Those thinking of backcountry excursions this winter, but who aren’t familiar with the terrain, are in luck as the yearly Avalanche Awareness Days returns to the Bow Valley for a fun and informative weekend (Jan. 19 and 21).
In Lake Louise, Banff and Kananaskis Country, public safety specialists are hosting free Avalanche Awareness seminars for beginners and seasonal workers.
“Every year there are close calls and accidents that result in fatalities throughout Western Canada,” said Brian Webster, manager of visitor of safety for Banff National Park.
Starting in Lake Louise on Friday (Jan. 19), the Staying Alive: Avalanche Awareness Night begins at 6 p.m. at the Info Centre.
On Sunday (Jan. 21), Avalanche Awareness Days in Kananaskis Country goes from 11 a.m. to 3 p.m. at Burstall Pass day use area, off Smith Dorrien Trail near Peter Lougheed Provincial Park.
The K-Country event takes place outdoors, so dress appropriately and bring a travel mug.
Later that evening in Banff, Avalanche Awareness Night starts at 7 p.m. at Banff Centre’s Max Bell Auditorium.
For more than 15 years, the Lake Louise Staying Alive event has had a trade show, speakers, short and educational ski films. Local retailers will be on hand.

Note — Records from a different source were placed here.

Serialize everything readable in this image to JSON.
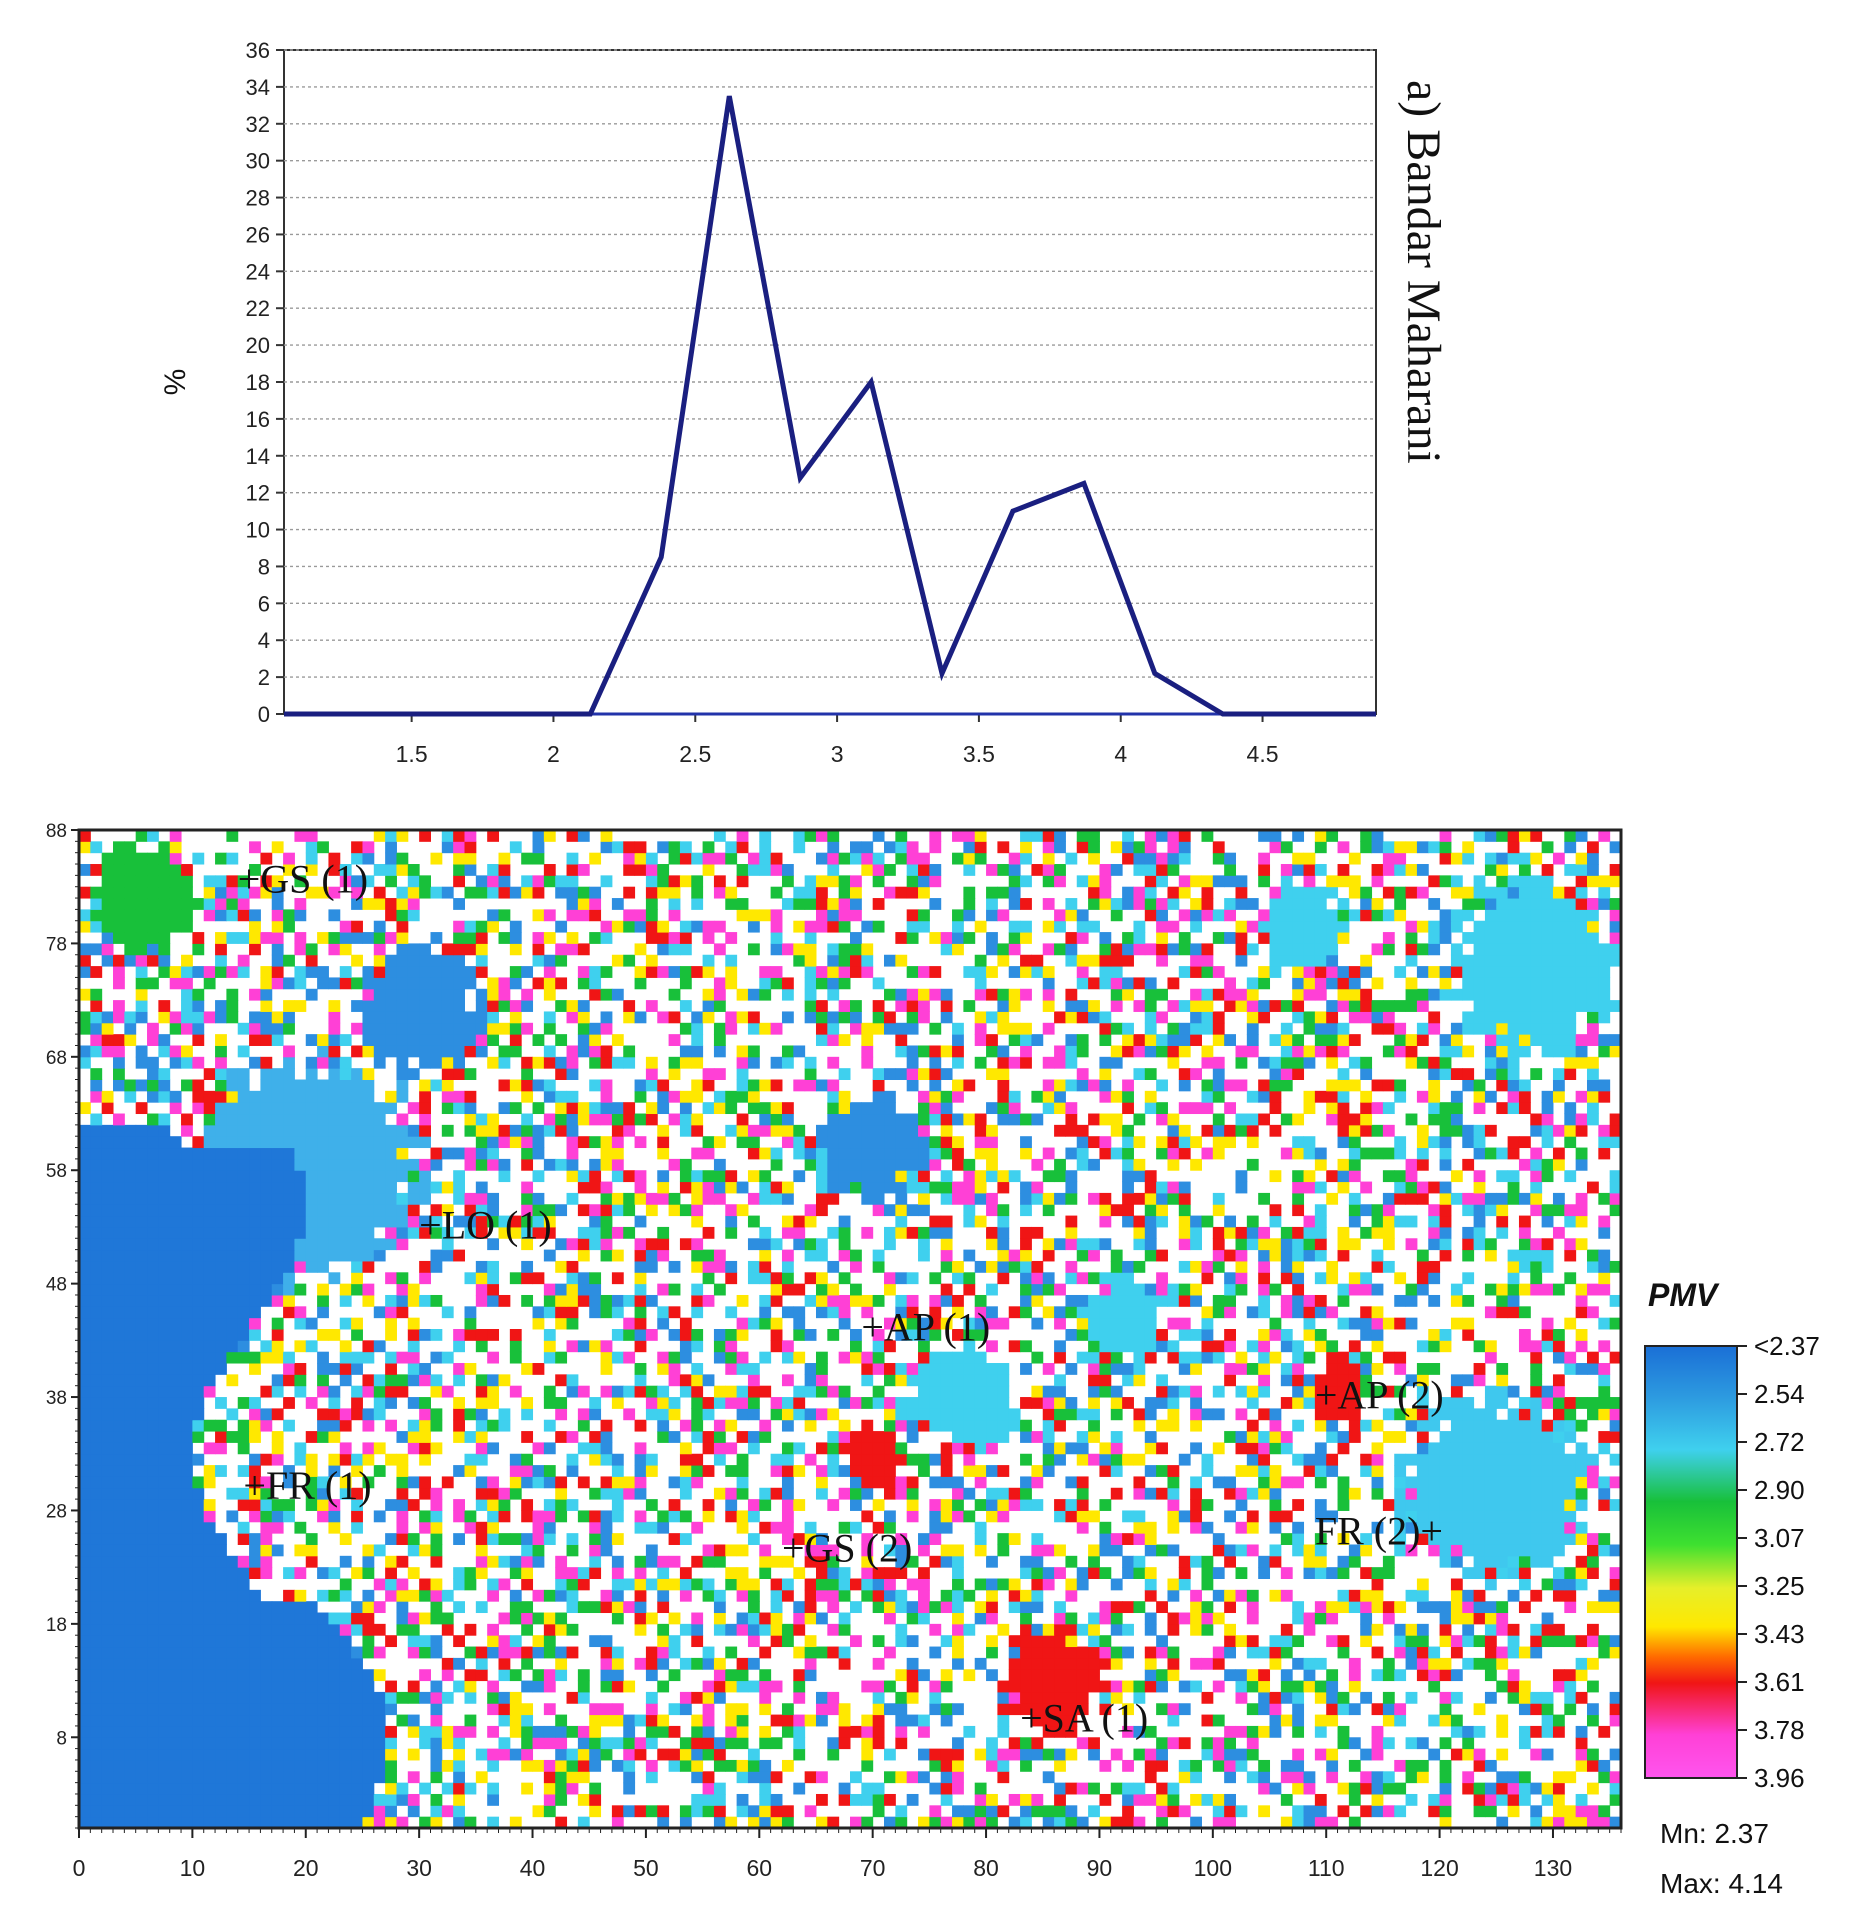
{
  "chart_data": [
    {
      "type": "line",
      "title": "a) Bandar Maharani",
      "ylabel": "%",
      "xlabel": "",
      "xlim": [
        1.05,
        4.9
      ],
      "ylim": [
        0,
        36
      ],
      "grid": true,
      "x_ticks": [
        "1.5",
        "2",
        "2.5",
        "3",
        "3.5",
        "4",
        "4.5"
      ],
      "y_ticks": [
        "0",
        "2",
        "4",
        "6",
        "8",
        "10",
        "12",
        "14",
        "16",
        "18",
        "20",
        "22",
        "24",
        "26",
        "28",
        "30",
        "32",
        "34",
        "36"
      ],
      "color": "#1a1f80",
      "series": [
        {
          "x": [
            1.05,
            2.13,
            2.38,
            2.62,
            2.87,
            3.12,
            3.37,
            3.62,
            3.87,
            4.12,
            4.36,
            4.9
          ],
          "y": [
            0,
            0,
            8.5,
            33.5,
            12.8,
            18,
            2.2,
            11,
            12.5,
            2.2,
            0,
            0
          ]
        }
      ]
    },
    {
      "type": "heatmap",
      "xlim": [
        0,
        136
      ],
      "ylim": [
        0,
        88
      ],
      "x_ticks": [
        "0",
        "10",
        "20",
        "30",
        "40",
        "50",
        "60",
        "70",
        "80",
        "90",
        "100",
        "110",
        "120",
        "130"
      ],
      "y_ticks": [
        "8",
        "18",
        "28",
        "38",
        "48",
        "58",
        "68",
        "78",
        "88"
      ],
      "labels": [
        {
          "text": "+GS (1)",
          "x": 14,
          "y": 82.5
        },
        {
          "text": "+LO (1)",
          "x": 30,
          "y": 52
        },
        {
          "text": "+AP (1)",
          "x": 69,
          "y": 43
        },
        {
          "text": "+AP (2)",
          "x": 109,
          "y": 37
        },
        {
          "text": "+FR (1)",
          "x": 14.5,
          "y": 29
        },
        {
          "text": "+GS (2)",
          "x": 62,
          "y": 23.5
        },
        {
          "text": "FR (2)+",
          "x": 109,
          "y": 25
        },
        {
          "text": "+SA (1)",
          "x": 83,
          "y": 8.5
        }
      ],
      "legend": {
        "title": "PMV",
        "ticks": [
          "<2.37",
          "2.54",
          "2.72",
          "2.90",
          "3.07",
          "3.25",
          "3.43",
          "3.61",
          "3.78",
          "3.96"
        ],
        "colors": [
          "#1a6fd6",
          "#2d9be0",
          "#3fd0ee",
          "#18c03a",
          "#3ee030",
          "#e6ef2a",
          "#ffe800",
          "#ff6a00",
          "#f01515",
          "#ff40d6",
          "#ff55ee"
        ]
      },
      "stats": {
        "min": "Mn:  2.37",
        "max": "Max: 4.14"
      }
    }
  ]
}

“It’s a real fun theme and probably most important of all is there’s free pizza and refreshments,” said Webster.
“We’ll make people aware that avalanches are a big hazard in the wintertime and give them tools to learn and be better informed. It’s not an educational course, but it’ll give them tools to find more information.”
Safety specialists agree that before recreationalists head into the snowy backcountry, they should take Avalanche Safety Training, which is a two-day, weekend course.

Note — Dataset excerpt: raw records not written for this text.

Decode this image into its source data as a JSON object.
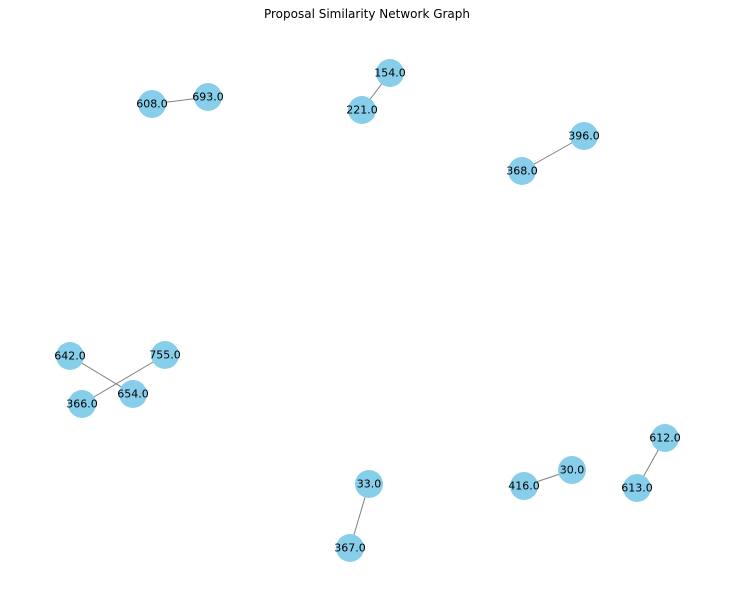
{
  "graph": {
    "title": "Proposal Similarity Network Graph",
    "node_color": "#87ceeb",
    "edge_color": "#808080",
    "nodes": [
      {
        "id": "608",
        "label": "608.0"
      },
      {
        "id": "693",
        "label": "693.0"
      },
      {
        "id": "154",
        "label": "154.0"
      },
      {
        "id": "221",
        "label": "221.0"
      },
      {
        "id": "396",
        "label": "396.0"
      },
      {
        "id": "368",
        "label": "368.0"
      },
      {
        "id": "642",
        "label": "642.0"
      },
      {
        "id": "755",
        "label": "755.0"
      },
      {
        "id": "366",
        "label": "366.0"
      },
      {
        "id": "654",
        "label": "654.0"
      },
      {
        "id": "612",
        "label": "612.0"
      },
      {
        "id": "613",
        "label": "613.0"
      },
      {
        "id": "30",
        "label": "30.0"
      },
      {
        "id": "416",
        "label": "416.0"
      },
      {
        "id": "33",
        "label": "33.0"
      },
      {
        "id": "367",
        "label": "367.0"
      }
    ],
    "edges": [
      {
        "source": "608",
        "target": "693"
      },
      {
        "source": "154",
        "target": "221"
      },
      {
        "source": "396",
        "target": "368"
      },
      {
        "source": "642",
        "target": "654"
      },
      {
        "source": "755",
        "target": "366"
      },
      {
        "source": "612",
        "target": "613"
      },
      {
        "source": "30",
        "target": "416"
      },
      {
        "source": "33",
        "target": "367"
      }
    ]
  }
}
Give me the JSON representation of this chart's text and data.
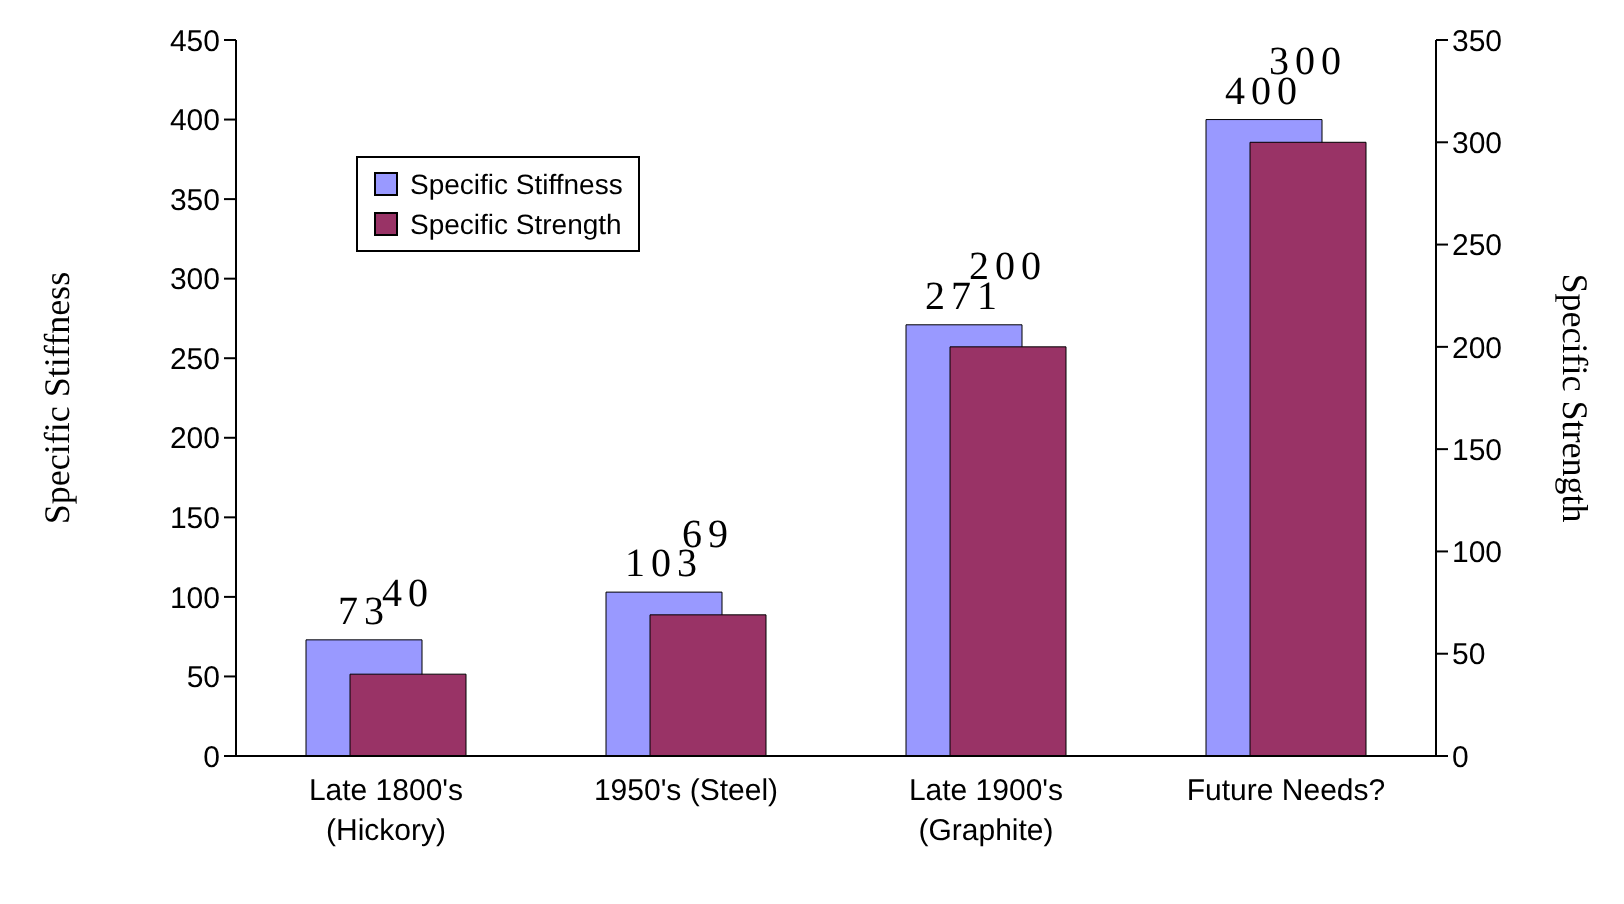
{
  "chart_data": {
    "type": "bar",
    "ylabel": "Specific Stiffness",
    "y2label": "Specific Strength",
    "categories": [
      "Late 1800's (Hickory)",
      "1950's    (Steel)",
      "Late 1900's (Graphite)",
      "Future Needs?"
    ],
    "series": [
      {
        "name": "Specific Stiffness",
        "color": "#9999ff",
        "values": [
          73,
          103,
          271,
          400
        ]
      },
      {
        "name": "Specific Strength",
        "color": "#993366",
        "values": [
          40,
          69,
          200,
          300
        ],
        "axis": "y2"
      }
    ],
    "ylim": [
      0,
      450
    ],
    "yticks": [
      0,
      50,
      100,
      150,
      200,
      250,
      300,
      350,
      400,
      450
    ],
    "y2lim": [
      0,
      350
    ],
    "y2ticks": [
      0,
      50,
      100,
      150,
      200,
      250,
      300,
      350
    ],
    "data_labels": true,
    "legend": "top left",
    "grid": false
  }
}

“It’s a good investment for people wanting to go in the backcountry,” Webster said.
Out in Kananaskis, it will be the sixth annual Avalanche Awareness Days this Sunday, and the outdoor event will feature avalanche safety workshops with trained professionals, vendors, planned activities and demonstrations.
“So, we’re targeting mostly people who are green, or white, because it’s winter not summer,” said Corrie Turner, seasonal interpretation and Discovery Centre supervisor for Alberta Parks. “But they’re new to backcountry and they’re interested in knowing more about what kind knowledge they might need to get into, let’s say, snowshoeing or skiing that isn’t in a flat environment.”
Activities will include crowd favourite rescue dog demos, fat bike demos, shovel dig races, fire-making demos, quinzee building and beacon searches.
“They’ll get all the experiential, hands on knowledge, get some free food, and get to be outside,” said Turner.
It should be noted these events are an educational opportunity for the public and should not be thought as a substitute for an avalanche safety course.
Information on essential safety equipment, training courses, daily mountain condition updates, and many online resources can be found at www.avalanche.ca.